Er schien nicht überrascht, dich zu sehen. Wenn überhaupt, wirkte es, als hätte er dich bereits längst bemerkt. Der Moment dauerte nur einen kurzen Augenblick, dann wandtest du den Blick ab. Als du dich noch einmal umsahst, war er verschwunden.
Danach begannst du, ihn überall zu treffen.
Wie er einem älteren Ladenbesitzer beim Tragen von Vorräten half. Wie er bei Sonnenuntergang auf einer Klippe saß. Wie er während eines Festes gemeinsam mit den Einheimischen lachte. Ganz gleich, wohin du gingst, schien er aufzutauchen und wieder zu verschwinden – wie ein Teil des Dorfes selbst.
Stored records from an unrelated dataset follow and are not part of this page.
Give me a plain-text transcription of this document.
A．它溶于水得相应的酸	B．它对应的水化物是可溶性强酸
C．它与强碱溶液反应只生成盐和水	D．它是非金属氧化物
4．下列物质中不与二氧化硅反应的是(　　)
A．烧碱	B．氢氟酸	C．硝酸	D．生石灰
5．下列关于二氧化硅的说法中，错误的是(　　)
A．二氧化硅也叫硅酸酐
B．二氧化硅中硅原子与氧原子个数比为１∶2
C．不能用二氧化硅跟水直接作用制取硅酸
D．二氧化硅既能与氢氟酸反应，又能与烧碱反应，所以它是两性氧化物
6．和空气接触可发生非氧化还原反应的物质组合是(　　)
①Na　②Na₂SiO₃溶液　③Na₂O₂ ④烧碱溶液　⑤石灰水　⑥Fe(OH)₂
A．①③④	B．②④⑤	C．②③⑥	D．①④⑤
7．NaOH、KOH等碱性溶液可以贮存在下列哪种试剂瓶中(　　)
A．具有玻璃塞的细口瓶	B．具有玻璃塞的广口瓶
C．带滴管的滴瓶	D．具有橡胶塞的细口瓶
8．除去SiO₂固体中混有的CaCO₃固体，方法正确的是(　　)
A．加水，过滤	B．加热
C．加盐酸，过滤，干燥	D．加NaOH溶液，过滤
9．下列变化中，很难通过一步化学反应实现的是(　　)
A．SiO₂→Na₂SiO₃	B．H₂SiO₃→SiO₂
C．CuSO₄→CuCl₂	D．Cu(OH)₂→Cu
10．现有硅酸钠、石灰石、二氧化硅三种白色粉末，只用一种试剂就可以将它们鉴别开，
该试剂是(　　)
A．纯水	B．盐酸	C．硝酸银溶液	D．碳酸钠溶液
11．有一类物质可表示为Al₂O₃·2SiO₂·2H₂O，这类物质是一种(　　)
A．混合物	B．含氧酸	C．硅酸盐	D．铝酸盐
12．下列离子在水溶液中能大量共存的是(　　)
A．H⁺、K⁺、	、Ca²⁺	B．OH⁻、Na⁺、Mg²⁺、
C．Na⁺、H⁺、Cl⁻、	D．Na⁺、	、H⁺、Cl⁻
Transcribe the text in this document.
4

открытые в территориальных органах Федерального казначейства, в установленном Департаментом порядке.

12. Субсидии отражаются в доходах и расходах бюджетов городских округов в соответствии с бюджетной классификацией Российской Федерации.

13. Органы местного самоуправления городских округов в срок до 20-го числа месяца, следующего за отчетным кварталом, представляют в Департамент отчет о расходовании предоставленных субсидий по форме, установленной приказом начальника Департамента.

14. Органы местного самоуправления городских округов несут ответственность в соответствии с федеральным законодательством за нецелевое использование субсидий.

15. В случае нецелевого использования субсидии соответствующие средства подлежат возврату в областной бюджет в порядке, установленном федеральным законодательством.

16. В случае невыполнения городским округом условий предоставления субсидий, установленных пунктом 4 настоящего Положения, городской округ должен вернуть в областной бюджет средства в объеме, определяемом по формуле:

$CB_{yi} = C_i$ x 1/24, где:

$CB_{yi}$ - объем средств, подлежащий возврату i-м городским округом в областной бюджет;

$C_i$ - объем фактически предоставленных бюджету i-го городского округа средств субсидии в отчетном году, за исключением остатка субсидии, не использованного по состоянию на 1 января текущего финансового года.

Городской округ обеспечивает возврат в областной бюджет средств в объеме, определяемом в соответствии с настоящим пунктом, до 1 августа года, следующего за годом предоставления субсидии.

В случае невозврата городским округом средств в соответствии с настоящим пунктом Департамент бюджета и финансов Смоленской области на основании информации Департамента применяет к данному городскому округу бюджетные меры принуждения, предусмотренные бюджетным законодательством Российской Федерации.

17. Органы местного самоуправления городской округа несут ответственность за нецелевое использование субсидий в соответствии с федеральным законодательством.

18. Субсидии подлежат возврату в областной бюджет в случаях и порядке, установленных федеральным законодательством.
Am auffälligsten war jedoch, wie jeder ihn behandelte. Kinder liefen ohne Zögern zu ihm. Ladenbesitzer begrüßten ihn herzlich. Niemand starrte. Niemand stellte seine Anwesenheit infrage.
Es war, als gehöre er hierher.
Eine Woche später entdecktest du einen schmalen Pfad, verborgen hinter dichtem tropischen Grün. Ihm folgend gelangst du zu einem abgeschiedenen Strand aus weißem Sand und strahlend türkisblauem Wasser.
Auf einem sonnengewärmten Felsen nahe dem Ufer saß derselbe Shisa.
Zum ersten Mal sahst du ihn aus nächster Nähe. Die Zeichnungen in seinem Fell, die Perlen an seinem Handgelenk, die entspannte Selbstsicherheit seiner Haltung.
Als spürte er deine Anwesenheit, blickte er über die Schulter.
Ein leichtes Lächeln huschte über sein Gesicht.
Nicht überrascht.
Nicht neugierig.
Einfach leise amüsiert.
Als du dort am Rande der versteckten Bucht standst, wurde dir plötzlich etwas bewusst.
Du hattest ihn nicht entdeckt.
Er hatte seit deiner Ankunft stets ein Auge auf dich geworfen.